Mi compañero Sebastián me pide que lo cubra, que va intentar avanzar, pero enseguida lo veo caer agarrándose el pecho, y la única forma de cubrirlo que me queda es con diario.

Todo estalla a mi alrededor, incluidos mis amigos y enemigos, los que, dicho sea de paso, son indistinguibles a estas alturas. ¡Es un infierno! Las balas, una vez salidas del útero de las armas que las alojan, no tienen madre, no tienen familia; se cobran cualquier vida a su alcance, como zombies que ya no reconocen a aquellos a quienes pertenecieron y amaron en otros tiempos.

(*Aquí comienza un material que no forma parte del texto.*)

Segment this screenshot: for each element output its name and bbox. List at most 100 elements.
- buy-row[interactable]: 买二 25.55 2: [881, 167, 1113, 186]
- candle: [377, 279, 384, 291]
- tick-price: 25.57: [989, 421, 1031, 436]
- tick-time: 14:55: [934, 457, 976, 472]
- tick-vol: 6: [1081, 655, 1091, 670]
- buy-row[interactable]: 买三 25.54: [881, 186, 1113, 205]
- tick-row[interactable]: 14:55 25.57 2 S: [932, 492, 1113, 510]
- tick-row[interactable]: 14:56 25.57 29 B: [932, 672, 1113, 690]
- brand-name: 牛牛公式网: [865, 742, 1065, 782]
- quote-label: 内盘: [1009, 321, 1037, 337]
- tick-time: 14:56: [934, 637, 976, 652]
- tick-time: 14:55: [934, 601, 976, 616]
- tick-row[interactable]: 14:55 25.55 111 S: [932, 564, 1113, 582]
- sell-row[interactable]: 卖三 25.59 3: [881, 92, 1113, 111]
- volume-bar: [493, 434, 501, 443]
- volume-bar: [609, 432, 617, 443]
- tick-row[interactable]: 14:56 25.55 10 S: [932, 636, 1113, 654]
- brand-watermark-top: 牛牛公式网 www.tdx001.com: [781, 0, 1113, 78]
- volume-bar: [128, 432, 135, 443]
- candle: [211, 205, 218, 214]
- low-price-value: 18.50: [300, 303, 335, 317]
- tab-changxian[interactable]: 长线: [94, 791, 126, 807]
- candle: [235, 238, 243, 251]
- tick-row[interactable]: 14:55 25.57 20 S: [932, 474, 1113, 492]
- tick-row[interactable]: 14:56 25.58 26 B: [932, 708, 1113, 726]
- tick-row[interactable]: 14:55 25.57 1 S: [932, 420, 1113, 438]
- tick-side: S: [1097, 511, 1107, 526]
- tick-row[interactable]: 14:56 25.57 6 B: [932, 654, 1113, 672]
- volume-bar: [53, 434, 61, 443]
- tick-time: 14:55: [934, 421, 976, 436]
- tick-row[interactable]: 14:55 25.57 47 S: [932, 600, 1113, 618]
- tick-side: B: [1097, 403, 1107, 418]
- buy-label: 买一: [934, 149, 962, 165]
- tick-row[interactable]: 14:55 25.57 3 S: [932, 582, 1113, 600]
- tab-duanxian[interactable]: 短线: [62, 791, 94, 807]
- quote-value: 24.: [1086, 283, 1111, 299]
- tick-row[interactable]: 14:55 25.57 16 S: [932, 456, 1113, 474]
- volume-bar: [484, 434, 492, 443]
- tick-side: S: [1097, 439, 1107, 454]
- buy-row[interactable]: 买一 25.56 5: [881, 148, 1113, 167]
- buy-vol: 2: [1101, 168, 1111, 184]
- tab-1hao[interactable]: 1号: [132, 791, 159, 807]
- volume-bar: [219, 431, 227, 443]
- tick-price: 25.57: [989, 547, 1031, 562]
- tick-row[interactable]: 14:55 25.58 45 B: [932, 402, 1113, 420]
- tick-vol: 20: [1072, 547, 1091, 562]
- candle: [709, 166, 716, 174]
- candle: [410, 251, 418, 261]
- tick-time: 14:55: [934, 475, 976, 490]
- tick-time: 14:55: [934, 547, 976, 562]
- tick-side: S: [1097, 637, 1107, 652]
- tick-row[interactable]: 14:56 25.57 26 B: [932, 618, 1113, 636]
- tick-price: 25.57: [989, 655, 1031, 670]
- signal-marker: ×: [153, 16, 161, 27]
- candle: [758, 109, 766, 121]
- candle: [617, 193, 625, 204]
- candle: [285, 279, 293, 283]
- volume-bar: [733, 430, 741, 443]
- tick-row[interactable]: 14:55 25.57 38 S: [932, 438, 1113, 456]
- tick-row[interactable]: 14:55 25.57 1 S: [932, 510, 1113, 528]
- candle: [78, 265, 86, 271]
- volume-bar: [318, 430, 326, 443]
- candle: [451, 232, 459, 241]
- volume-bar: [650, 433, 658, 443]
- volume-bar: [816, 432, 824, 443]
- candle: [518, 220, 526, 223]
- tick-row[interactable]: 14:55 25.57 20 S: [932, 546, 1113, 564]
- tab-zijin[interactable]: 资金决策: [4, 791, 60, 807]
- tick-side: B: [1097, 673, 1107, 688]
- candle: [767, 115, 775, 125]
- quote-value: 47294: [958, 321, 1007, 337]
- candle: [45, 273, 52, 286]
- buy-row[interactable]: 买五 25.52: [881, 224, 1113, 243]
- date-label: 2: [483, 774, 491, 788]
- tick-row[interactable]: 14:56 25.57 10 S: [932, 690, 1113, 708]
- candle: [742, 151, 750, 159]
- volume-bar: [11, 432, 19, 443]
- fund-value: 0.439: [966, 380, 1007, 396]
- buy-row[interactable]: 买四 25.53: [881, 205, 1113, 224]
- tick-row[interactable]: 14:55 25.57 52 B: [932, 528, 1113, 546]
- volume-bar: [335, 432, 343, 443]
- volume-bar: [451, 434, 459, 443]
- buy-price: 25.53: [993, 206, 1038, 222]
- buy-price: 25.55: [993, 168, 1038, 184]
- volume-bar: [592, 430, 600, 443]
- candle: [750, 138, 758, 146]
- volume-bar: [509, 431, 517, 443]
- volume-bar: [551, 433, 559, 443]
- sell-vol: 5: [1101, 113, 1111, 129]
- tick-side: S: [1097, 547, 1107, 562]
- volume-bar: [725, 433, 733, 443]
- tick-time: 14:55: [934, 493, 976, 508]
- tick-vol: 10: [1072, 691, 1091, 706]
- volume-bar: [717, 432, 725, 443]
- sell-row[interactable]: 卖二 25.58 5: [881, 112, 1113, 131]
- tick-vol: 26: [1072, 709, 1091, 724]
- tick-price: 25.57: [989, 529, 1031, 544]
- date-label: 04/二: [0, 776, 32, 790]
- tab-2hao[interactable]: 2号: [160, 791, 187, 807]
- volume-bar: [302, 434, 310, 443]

Como tantas otras cosas que se magnifican en este escenario, el fuego, al que creía conocer de tantos encuentros afortunados, se revela ahora como el marido perfecto que se convierte en un golpeador violento de buenas a primeras. ¡Cómo arde esto! El olor a carne cocida es otra novedad, ya que no se parece en nada al del delicioso asado que, según creo, no voy a volver a probar en mi vida. Esta no es una preocupación tan importante como parece a primera vista, puesto que tampoco puedo asegurar, y me inclino a pensar que es la posibilidad más comprometida, que vaya a saborear de nuevo el gusto simple de la vida. ¡Mis amigos están pasados de cocción! No es olor a carne cocida sino chamuscada lo que mi nariz rechaza con tanta indignación, eso a lo que trata, sin éxito, de cerrarle el paso como a una muchedumbre de testigos de Geová que avanzan con determinación hacia la puerta del incauto pecador.

Pecador fui en la vida que estoy a punto de dejar atrás, una lacra convencida de que los logros personales se oponen y son obstruidos por la felicidad general, razón que me permitió adoptar el credo de las armas y seguirlo al extremo de involucrarme en esta masacre absurda sin cuestionar en ningún momento la necesidad que la impulsa. Ahora comprendo que todo lo que asumí como natural era una construcción cómoda de la que me valía para ejercer una violencia injustificada, que sólo eran distintas paladas en la tumba que estaba construyendo para cuando llegara este momento decisivo: La Muerte. La Muerte es una enredadera, una madreselva, un clavel del aire que trepa, se desarrolla, se fortalece a lo largo de La Vida hasta que la absorbe por completo y acaba con ella.

Todo estalla detrás de mí, todo se derrumba, todo se termina. Mis amigos ya no existen; tampoco mis enemigos circunstanciales. El polvo y el humo se disipan, llevándose consigo los restos de esta noche que fue tantas noches. Yo me quedo en la vereda de lo que hasta hace unos minutos era el Inter, y sé que nunca voy a volver a salir a bailar a un boliche tropical después de hoy.